Une arrivée volontaire qui suscite l’attention
Un homme débouté de sa demande d’asile au Royaume-Uni a choisi de se rendre au Rwanda de son plein gré, entraînant des discussions autour des politiques d’expulsion en cours.
- Le demandeur d’asile, dont la nationalité est restée confidentielle, est arrivé au Rwanda sans être impliqué dans l’accord discuté pour expulser des migrants illégaux vers ce pays.

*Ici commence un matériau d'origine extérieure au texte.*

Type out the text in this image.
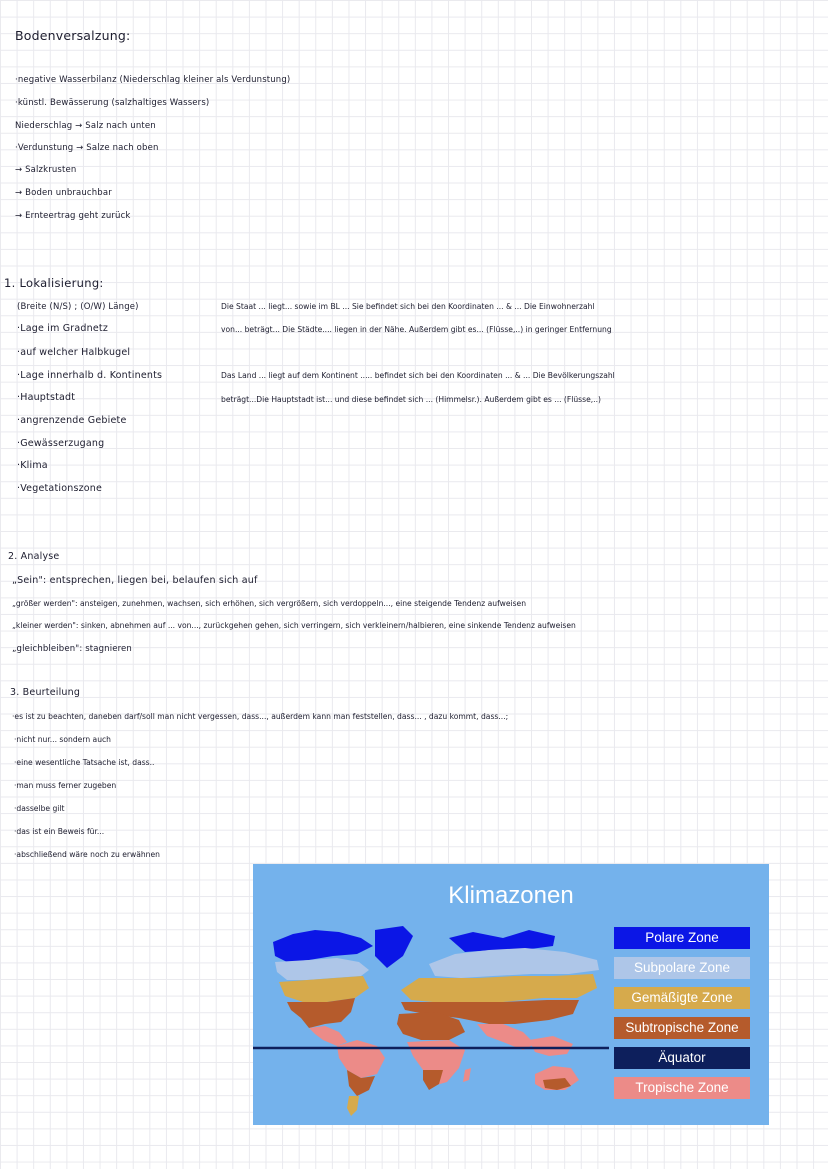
Bodenversalzung:
·negative Wasserbilanz (Niederschlag kleiner als Verdunstung)
·künstl. Bewässerung (salzhaltiges Wassers)
Niederschlag → Salz nach unten
·Verdunstung → Salze nach oben
→ Salzkrusten
→ Boden unbrauchbar
→ Ernteertrag geht zurück
1. Lokalisierung:
(Breite (N/S) ; (O/W) Länge)
·Lage im Gradnetz
·auf welcher Halbkugel
·Lage innerhalb d. Kontinents
·Hauptstadt
·angrenzende Gebiete
·Gewässerzugang
·Klima
·Vegetationszone
Die Staat ... liegt... sowie im BL ... Sie befindet sich bei den Koordinaten ... & ... Die Einwohnerzahl
von... beträgt... Die Städte.... liegen in der Nähe. Außerdem gibt es... (Flüsse,..) in geringer Entfernung
Das Land ... liegt auf dem Kontinent ..... befindet sich bei den Koordinaten ... & ... Die Bevölkerungszahl
beträgt...Die Hauptstadt ist... und diese befindet sich ... (Himmelsr.). Außerdem gibt es ... (Flüsse,..)
2. Analyse
„Sein": entsprechen, liegen bei, belaufen sich auf
„größer werden": ansteigen, zunehmen, wachsen, sich erhöhen, sich vergrößern, sich verdoppeln..., eine steigende Tendenz aufweisen
„kleiner werden": sinken, abnehmen auf ... von..., zurückgehen gehen, sich verringern, sich verkleinern/halbieren, eine sinkende Tendenz aufweisen
„gleichbleiben": stagnieren
3. Beurteilung
·es ist zu beachten, daneben darf/soll man nicht vergessen, dass..., außerdem kann man feststellen, dass... , dazu kommt, dass...;
·nicht nur... sondern auch
·eine wesentliche Tatsache ist, dass..
·man muss ferner zugeben
·dasselbe gilt
·das ist ein Beweis für...
·abschließend wäre noch zu erwähnen
Klimazonen
Polare Zone
Subpolare Zone
Gemäßigte Zone
Subtropische Zone
Äquator
Tropische Zone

- Alain Mukuralinda, porte-parole adjoint du gouvernement rwandais, a confirmé cette arrivée et a indiqué que les autorités évalueront sa situation pour prendre une décision adaptée à sa demande d’asile.
Des critiques et des approbations contrastées
Alors que le Parlement britannique a récemment adopté une loi autorisant les expulsions vers le Rwanda, cette décision divise l’opinion publique et les organisations de défense des droits de l’homme.
- Des critiques ont remis en question le caractère humain et légal de ce plan, soulignant que le pays d’accueil doit garantir la sécurité et le bien-être des personnes expulsées.
- Cependant, certains responsables britanniques, dont Kemi Badenoch, ont salué cette arrivée volontaire comme une preuve de la sécurité offerte par le Rwanda aux migrants expulsés.
M. Badenoch a souligné que le choix de partir volontairement met en lumière l’importance de considérer le Rwanda comme un pays sûr, malgré les débats à ce sujet.
Des conséquences internationales
Cette histoire soulève des questions plus larges sur les politiques migratoires et les responsabilités des différents pays envers les demandeurs d’asile.
- Les Nations unies et le Conseil de l’Europe ont condamné le plan d’expulsion vers le Rwanda, plaidant pour des voies d’asile légales et sûres plutôt que des expulsions controversées.
- Le Premier ministre Rishi Sunak a annoncé que les vols d’expulsion débuteraient en juillet, malgré les appels à reconsidérer cette approche par des organisations internationales.